Le magazine Scientific American a fait appel à son expertise pour commenter les découvertes de la mission du télescope spatial Kepler, qui a révélé un grand nombre de planètes en orbite autour d'étoiles lointaines[3].
Recherches
Les travaux de Victoria Suzanne Meadows se concentrent surtout sur l'identification des processus permettant d'évaluer si une exoplanète pourrait abriter la vie. À travers son Laboratoire planétaire virtuel, elle conçoit des modèles informatiques pour étudier la formation des planètes, leur stabilité ainsi que l'évolution de leurs orbites. Ces outils contribuent aussi à la conception de missions de détection axées sur les méthodes les plus prometteuses. En 2015, elle a copublié un nouvel indicateur, l'«indice d'habitabilité des planètes en transit», destiné à hiérarchiser les milliers d'exoplanètes découvertes en mettant en avant celles qui présentent le plus fort potentiel de révéler des signes de vie extraterrestre[4].
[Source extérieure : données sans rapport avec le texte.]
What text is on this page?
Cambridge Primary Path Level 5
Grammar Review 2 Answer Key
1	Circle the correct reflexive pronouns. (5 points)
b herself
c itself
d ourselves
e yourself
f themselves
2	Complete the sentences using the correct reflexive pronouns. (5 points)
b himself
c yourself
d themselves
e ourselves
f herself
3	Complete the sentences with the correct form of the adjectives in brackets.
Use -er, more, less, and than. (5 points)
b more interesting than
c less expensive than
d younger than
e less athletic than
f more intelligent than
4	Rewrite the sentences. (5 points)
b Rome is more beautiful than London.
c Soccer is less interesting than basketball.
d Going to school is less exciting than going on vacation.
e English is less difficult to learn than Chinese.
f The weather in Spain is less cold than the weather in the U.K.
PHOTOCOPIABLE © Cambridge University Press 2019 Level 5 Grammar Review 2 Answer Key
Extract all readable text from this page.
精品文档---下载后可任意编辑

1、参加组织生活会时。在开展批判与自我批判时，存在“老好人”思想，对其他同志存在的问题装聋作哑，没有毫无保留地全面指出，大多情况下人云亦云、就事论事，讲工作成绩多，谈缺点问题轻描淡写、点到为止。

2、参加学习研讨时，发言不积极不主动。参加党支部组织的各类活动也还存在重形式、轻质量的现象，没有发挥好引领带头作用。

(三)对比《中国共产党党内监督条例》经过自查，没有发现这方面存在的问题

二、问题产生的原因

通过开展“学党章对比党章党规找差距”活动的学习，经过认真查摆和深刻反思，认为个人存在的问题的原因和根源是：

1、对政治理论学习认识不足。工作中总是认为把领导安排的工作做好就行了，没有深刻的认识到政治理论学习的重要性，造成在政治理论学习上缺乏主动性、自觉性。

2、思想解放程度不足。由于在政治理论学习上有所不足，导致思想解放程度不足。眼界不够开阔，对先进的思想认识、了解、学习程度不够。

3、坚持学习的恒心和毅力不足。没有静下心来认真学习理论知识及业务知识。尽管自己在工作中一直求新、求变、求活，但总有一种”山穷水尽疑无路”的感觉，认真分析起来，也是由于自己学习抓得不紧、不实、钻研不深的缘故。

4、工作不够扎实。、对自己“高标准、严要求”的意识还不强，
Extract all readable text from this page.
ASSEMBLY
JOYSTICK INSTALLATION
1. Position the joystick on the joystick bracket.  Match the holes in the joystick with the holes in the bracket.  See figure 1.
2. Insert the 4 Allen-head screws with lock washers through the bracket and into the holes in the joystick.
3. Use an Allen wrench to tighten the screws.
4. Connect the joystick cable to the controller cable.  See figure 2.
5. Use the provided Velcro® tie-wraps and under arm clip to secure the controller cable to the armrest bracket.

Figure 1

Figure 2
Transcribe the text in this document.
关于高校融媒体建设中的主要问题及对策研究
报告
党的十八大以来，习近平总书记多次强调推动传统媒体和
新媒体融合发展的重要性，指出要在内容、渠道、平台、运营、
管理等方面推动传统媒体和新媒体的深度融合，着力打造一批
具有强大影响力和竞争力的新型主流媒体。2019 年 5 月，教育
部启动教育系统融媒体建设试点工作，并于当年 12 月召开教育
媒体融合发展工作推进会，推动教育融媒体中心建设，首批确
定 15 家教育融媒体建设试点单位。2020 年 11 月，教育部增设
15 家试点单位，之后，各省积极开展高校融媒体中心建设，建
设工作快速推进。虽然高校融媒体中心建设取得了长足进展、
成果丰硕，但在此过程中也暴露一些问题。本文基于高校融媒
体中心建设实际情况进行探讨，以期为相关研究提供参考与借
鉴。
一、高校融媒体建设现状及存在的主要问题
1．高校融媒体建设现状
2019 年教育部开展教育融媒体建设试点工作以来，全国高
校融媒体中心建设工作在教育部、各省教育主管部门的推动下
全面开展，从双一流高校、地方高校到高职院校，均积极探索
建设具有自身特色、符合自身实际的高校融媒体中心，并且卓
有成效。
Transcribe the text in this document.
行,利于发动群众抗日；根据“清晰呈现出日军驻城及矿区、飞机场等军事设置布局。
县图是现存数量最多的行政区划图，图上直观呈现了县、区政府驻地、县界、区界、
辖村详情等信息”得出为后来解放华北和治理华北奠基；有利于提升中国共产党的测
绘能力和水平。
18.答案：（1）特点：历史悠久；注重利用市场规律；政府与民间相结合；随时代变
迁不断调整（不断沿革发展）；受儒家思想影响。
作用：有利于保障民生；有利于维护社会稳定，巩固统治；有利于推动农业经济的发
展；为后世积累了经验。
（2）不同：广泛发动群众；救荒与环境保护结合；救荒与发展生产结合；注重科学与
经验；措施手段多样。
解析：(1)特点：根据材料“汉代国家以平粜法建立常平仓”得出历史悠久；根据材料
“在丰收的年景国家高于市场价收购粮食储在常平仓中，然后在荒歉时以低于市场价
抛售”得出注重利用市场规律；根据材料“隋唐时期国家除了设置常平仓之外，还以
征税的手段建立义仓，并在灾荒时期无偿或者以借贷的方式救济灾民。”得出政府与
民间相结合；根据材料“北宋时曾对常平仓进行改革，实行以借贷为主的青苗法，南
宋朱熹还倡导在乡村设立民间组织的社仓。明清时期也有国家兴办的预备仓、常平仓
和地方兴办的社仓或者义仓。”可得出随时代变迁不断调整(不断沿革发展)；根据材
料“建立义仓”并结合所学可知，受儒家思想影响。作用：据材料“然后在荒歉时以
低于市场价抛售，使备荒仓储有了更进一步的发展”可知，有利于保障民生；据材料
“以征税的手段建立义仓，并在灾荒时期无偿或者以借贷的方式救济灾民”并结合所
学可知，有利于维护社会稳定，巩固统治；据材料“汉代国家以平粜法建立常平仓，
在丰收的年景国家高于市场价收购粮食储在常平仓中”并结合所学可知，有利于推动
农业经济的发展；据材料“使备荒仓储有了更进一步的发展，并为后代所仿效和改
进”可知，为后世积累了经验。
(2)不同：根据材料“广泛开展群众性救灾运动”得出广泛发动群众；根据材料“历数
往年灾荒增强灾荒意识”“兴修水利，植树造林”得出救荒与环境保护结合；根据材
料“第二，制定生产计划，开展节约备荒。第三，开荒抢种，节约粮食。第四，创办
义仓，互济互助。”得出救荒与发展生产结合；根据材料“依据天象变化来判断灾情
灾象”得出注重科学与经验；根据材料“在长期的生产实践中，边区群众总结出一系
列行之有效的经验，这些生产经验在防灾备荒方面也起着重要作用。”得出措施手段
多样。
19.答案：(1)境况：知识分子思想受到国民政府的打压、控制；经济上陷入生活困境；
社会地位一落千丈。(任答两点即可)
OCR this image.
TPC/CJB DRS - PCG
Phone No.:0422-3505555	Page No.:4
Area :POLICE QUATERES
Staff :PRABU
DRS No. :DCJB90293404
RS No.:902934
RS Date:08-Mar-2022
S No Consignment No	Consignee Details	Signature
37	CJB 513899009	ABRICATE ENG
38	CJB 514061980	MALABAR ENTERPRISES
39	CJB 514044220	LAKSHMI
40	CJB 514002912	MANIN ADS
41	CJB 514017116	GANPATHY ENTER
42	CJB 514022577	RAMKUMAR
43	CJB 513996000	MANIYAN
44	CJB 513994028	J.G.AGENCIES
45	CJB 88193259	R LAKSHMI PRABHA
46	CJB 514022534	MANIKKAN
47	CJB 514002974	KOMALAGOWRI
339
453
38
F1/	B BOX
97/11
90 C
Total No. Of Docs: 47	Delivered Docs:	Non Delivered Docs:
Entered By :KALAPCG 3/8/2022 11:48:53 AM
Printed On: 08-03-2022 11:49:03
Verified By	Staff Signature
L'un des éléments déterminants consiste à vérifier la présence d'oxygène sur les planètes candidates. C'est dans cette optique que, en 2016, son équipe composée de 75 chercheurs s'est penchée sur les moyens de distinguer les faux positifs des véritables indice d'activité biologique.
En 2020, elle a coécrit une étude portant sur l'analyse spectrale des gaz présents sur Vénus. Elle y a indiqué que des indices d'abord interprétés comme de la phosphine (un potentiel signe de vie) pourraient en réalité correspondre à du dioxyde de souffre (SO2), qui n'est pas considéré comme un indicateur biologique[5].
Prix
En 2018, l’Institut SETI lui a décerné le prix Drake « en reconnaissance de sa contribution au domaine de l’astrobiologie ainsi que de son rôle de chercheuse, de leader et de source d’inspiration pour tous ceux qui travaillent dans son domaine »[6]. Elle a été la première femme à recevoir ce prix[7].